Cowshed

WhenI first started my business properly - i.e. I was working in it full time - I didn't really know what I was doing. I mean, I knew about software and the web, and I was confident I could do that bit of it well enough, but I knew nothing about starting, running, and growing a business. Even my years of experience managing teams didn't seem to apply to when it came to employing people.

I've always slept well but within two years of starting the business, I would wake in the dark hours - my rational mind still unconscious, the irrational awake and screaming - and I would worry about the business going under and making people redundant and letting my clients down. And failing.

Within a couple of years after that, I'd begun to get the hang of it, and the business became surer and more successful but I have never lost that familiarity with the fear of it all going tilt. I remember receiving the papers for a client who went into receivership and feeling heartbroken as I saw the figures laid out in front of me. The owner had put nearly a hundred thousand pounds of his money into trying to run his own café.

I had that feeling again, today, when I went round to the Cowshed in Buckshaw Village and found it had closed down. This was my favourite place in Chorley to go and work, somewhere I could have a coffee and concentrate on large pieces of work, my concentration somehow aided by the background noise. 

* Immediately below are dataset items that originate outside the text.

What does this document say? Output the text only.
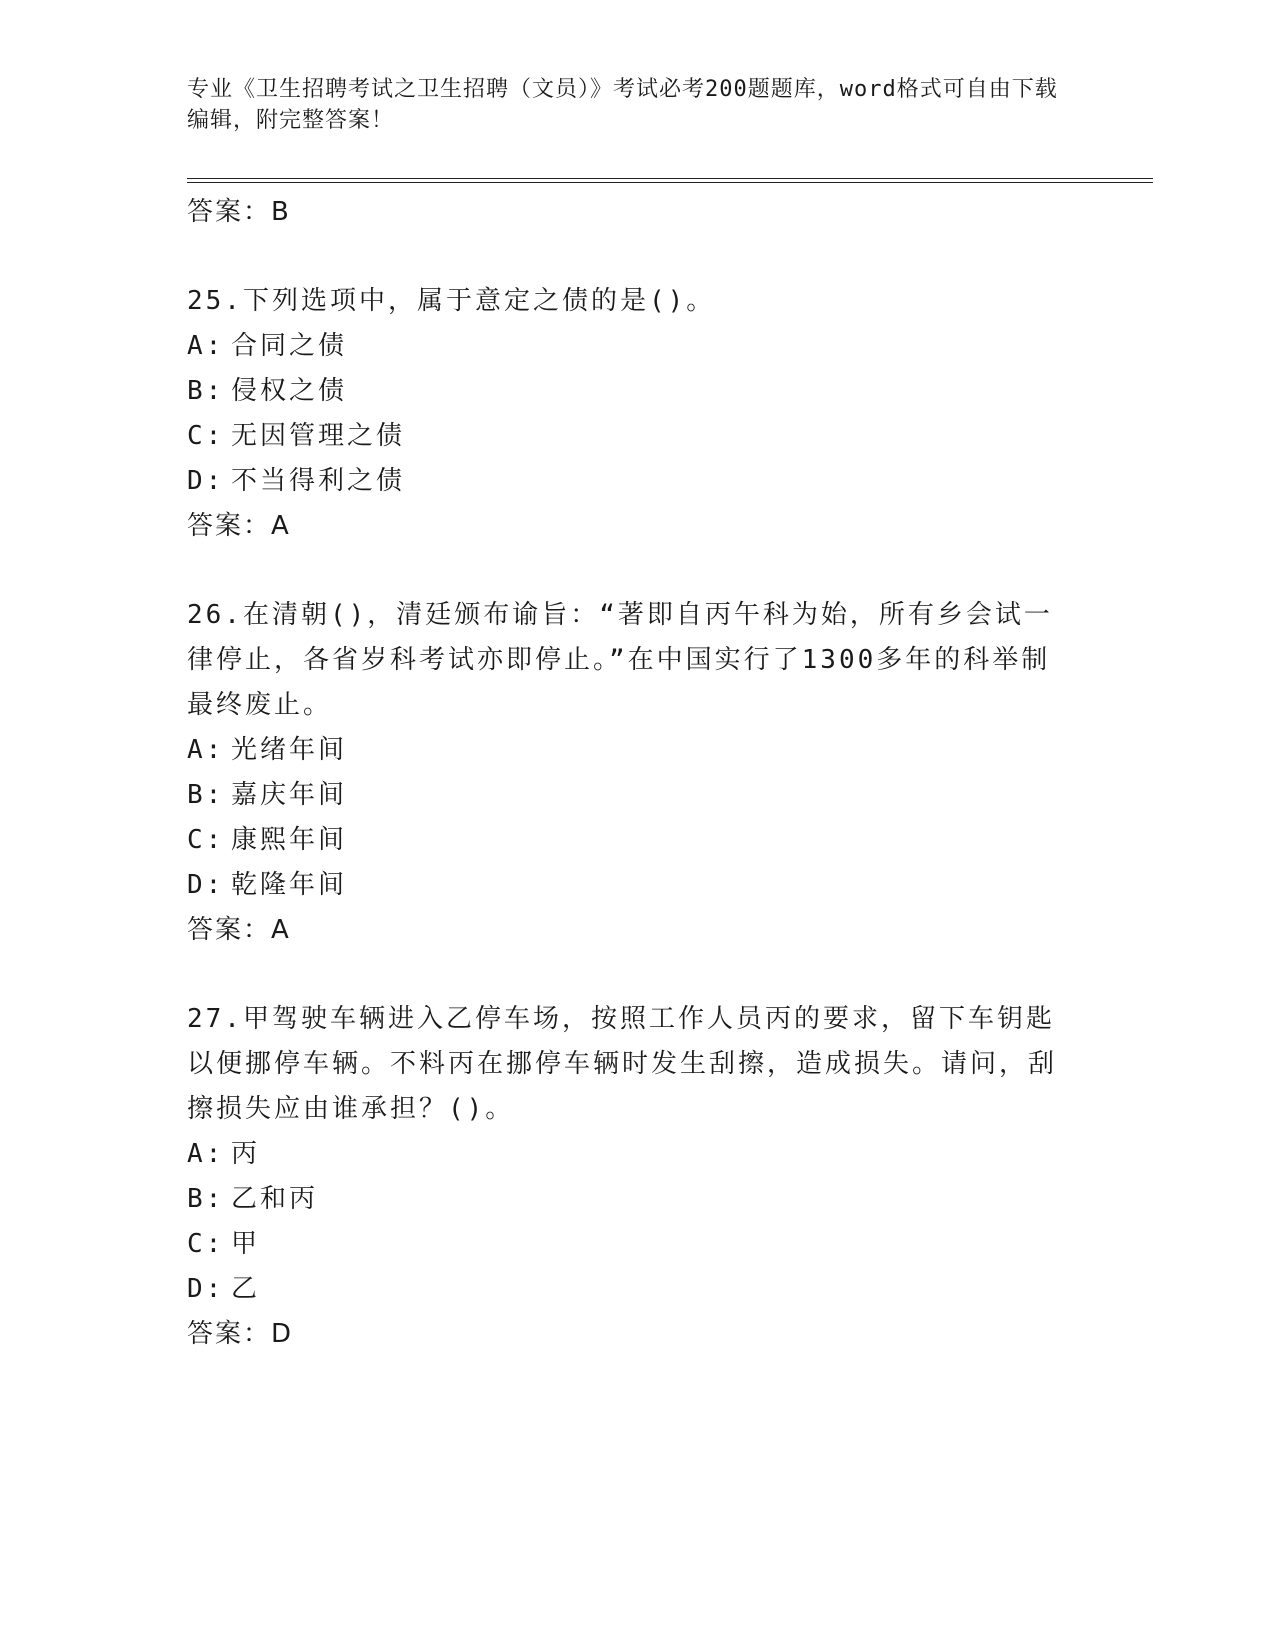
专业《卫生招聘考试之卫生招聘（文员）》考试必考200题题库，word格式可自由下载编辑，附完整答案！

答案：B

25.下列选项中，属于意定之债的是()。

A: 合同之债
B: 侵权之债
C: 无因管理之债
D: 不当得利之债

答案：A

26.在清朝()，清廷颁布谕旨：“著即自丙午科为始，所有乡会试一律停止，各省岁科考试亦即停止。”在中国实行了1300多年的科举制最终废止。

A: 光绪年间
B: 嘉庆年间
C: 康熙年间
D: 乾隆年间

答案：A

27.甲驾驶车辆进入乙停车场，按照工作人员丙的要求，留下车钥匙以便挪停车辆。不料丙在挪停车辆时发生刮擦，造成损失。请问，刮擦损失应由谁承担？()。

A: 丙
B: 乙和丙
C: 甲
D: 乙

答案：D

In a blogpost, I was startled to find the owner had been paying £74,000 a year in rent and rates, all based on promises that the developer had reneged on. Apparently, they have had their planning restrictions overturned and now a Costa will be opening nearby. Not that I think that would have threatened the Cowshed, actually, but the fact that plans to make the area the hub of the village were cancelled probably did sound the death knell.

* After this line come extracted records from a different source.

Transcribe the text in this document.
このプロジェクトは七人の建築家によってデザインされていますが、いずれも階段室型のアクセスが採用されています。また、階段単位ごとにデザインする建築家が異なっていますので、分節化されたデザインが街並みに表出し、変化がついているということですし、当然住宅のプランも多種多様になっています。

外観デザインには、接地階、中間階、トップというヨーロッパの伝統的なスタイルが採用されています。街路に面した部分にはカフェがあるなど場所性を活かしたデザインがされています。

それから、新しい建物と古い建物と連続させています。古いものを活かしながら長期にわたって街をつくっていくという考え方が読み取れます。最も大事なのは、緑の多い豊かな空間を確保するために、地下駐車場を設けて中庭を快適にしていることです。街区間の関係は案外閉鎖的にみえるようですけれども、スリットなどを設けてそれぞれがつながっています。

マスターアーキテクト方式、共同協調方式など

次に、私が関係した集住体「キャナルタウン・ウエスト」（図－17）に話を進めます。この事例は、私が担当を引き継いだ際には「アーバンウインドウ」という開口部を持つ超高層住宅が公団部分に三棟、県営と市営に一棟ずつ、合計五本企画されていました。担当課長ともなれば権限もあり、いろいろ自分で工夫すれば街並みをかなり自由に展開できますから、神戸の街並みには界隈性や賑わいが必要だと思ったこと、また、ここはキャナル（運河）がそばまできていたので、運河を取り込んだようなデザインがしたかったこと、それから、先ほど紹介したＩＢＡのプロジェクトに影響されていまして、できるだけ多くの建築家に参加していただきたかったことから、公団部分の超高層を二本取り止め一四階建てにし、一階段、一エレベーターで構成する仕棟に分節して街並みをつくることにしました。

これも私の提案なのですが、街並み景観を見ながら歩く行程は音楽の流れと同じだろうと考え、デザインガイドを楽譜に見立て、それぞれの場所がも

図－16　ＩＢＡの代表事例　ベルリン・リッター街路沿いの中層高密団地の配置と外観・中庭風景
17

This kowtowing to business 'needs' really annoys the hell out of me. We've seen something similar in Kendal where the assurances given to local businesses when the K Village retail park was redeveloped were rescinded by the district council's planning department. The burden of the failure of K Village was effectively transferred to the shoulders of Kendal's businesses. This in microcosm is the same thinking that saw the government bail out the banks - as they were "too big to fail" - which quickly returned to profit while the rest of the country was still suffering (unnecessarily) with the government's ill-conceived austerity programme. 

My heart goes out to the Cowshed's owner. "We would like to pass on our sincere thanks to everyone who has supported us over the past 3 years.....I'm sorry that I let you all down." She didn't, of course.